When tools land on top of already-full workloads, transformation competes directly with execution unless leaders deliberately invest in training, adoption support, and workflow redesign. Her underlying point: capability and confidence are as critical as access to tools.
“Organizations adopt AI tools quickly, but struggle to realize real value because their workforce is not prepared.”
She cited the following statistic:
- AI-Driven Skills for Indiana’s Economy: 450M+ workers globally will require AI-related upskilling by 2030.
She emphasized AI’s impact is showing up across everyday business functions—finance, operations, customer service, HR, and sales—yet many roll out tools without sufficient training, governance, or change management.
“The smarter strategy is not replacing people with AI. It is augmenting people with AI.”
She emphasized AI’s impact is showing up across everyday business functions, like finance, operations, customer service, HR, and sales. Yet many roll out tools without sufficient training, governance, or change management. In practice, that means organizations end up with “tool availability” but not “tool effectiveness,” because the systems, skills, and trust to use AI well haven’t been built into day-to-day work.
Imperative 3: Smart Innovation
Chelsea’s third imperative was pragmatic: for most organizations, especially SMBs, the best innovation strategy is not building custom AI from scratch. It’s making disciplined decisions about what to buy, what to integrate, and who to partner with.

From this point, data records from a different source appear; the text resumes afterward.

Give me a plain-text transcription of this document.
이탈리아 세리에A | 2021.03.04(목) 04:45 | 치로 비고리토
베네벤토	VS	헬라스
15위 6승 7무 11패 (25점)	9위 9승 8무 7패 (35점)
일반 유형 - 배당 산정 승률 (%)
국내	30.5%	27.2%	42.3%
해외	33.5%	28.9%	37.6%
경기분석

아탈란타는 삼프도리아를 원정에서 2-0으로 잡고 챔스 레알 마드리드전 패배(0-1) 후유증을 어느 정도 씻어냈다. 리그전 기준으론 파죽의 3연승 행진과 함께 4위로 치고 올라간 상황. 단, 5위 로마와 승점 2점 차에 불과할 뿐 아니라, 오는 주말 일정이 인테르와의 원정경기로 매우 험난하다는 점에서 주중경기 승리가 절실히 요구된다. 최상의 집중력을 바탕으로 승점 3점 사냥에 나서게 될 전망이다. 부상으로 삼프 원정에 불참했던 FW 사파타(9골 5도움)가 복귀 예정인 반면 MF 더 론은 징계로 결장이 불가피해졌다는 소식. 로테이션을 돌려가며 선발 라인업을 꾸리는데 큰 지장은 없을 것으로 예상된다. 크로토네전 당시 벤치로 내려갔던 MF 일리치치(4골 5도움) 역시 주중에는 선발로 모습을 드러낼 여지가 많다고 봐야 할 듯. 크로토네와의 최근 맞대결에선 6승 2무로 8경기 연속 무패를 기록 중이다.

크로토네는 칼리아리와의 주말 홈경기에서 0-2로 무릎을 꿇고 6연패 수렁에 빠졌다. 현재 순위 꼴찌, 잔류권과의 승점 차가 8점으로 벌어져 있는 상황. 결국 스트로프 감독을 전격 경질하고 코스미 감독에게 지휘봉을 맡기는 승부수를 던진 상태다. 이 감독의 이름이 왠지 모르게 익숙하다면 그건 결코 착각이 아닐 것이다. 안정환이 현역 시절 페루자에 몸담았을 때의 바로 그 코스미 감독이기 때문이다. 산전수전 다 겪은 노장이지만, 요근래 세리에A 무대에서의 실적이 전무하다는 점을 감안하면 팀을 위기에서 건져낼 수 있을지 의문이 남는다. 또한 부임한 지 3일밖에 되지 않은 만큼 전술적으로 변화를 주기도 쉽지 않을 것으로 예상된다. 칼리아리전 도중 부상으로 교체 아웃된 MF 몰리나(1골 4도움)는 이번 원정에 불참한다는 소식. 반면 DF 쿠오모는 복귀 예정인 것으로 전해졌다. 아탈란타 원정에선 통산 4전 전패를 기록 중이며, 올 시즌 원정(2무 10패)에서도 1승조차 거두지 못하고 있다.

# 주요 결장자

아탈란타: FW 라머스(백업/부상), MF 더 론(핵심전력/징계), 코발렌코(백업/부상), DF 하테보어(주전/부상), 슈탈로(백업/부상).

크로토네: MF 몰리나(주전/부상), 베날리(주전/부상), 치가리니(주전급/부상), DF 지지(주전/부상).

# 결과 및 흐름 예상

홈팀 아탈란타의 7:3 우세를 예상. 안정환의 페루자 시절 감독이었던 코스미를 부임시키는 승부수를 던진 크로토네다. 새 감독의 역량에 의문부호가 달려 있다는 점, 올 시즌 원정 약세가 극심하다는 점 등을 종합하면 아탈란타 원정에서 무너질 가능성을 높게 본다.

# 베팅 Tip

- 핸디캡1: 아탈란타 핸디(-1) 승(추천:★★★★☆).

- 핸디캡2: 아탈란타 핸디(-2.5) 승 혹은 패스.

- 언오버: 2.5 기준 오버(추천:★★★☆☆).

She positioned this as a speed-and-risk tradeoff: mature platforms can help teams move faster and reduce uncertainty, but only if leaders set clear criteria and implement with focus. The real separator isn’t who adopts the most technology—it’s who aligns AI investments to specific business outcomes and follows through with disciplined execution.
“Most organizations don’t need to build a new language model.”
She argued the differentiator isn’t how much technology an organization adopts—it’s whether leaders have a clear implementation strategy. Her practical test: does it integrate with your data, will your workforce use it, and does it solve a real business problem? In her framing, “smart innovation” means resisting tool churn and staying anchored to outcomes like better forecasting, workflow automation, decision support, and improved customer experience.
Imperative 4: Infrastructure and Sustainability
Chelsea closed with the hard truth: AI is not virtual. It runs on physical infrastructure with real constraints—especially energy and water—and those constraints increasingly shape cost and competitiveness.
“AI is not virtual. It runs on physical infrastructure, and that infrastructure has real environmental costs.”
She cited the following statistics:
- IOT: ~$125B invested in 2024 AI data center infrastructure.
- IOT: Projected global investment of ~$2.8T by 2030.
Her point: responsible AI adoption means understanding not only what AI can do, but what it requires, and aligning growth with long-term environmental resilience.
Closing: Responsible Readiness is the Strategy
Chelsea’s four imperatives form a practical readiness checklist for 2026. Organizations that win won’t be the ones chasing every new tool—they’ll be the ones that invest in connected data, prepared people, disciplined implementation, and infrastructure-aware growth. The underlying leadership message is simple: build the foundations first, then scale what works.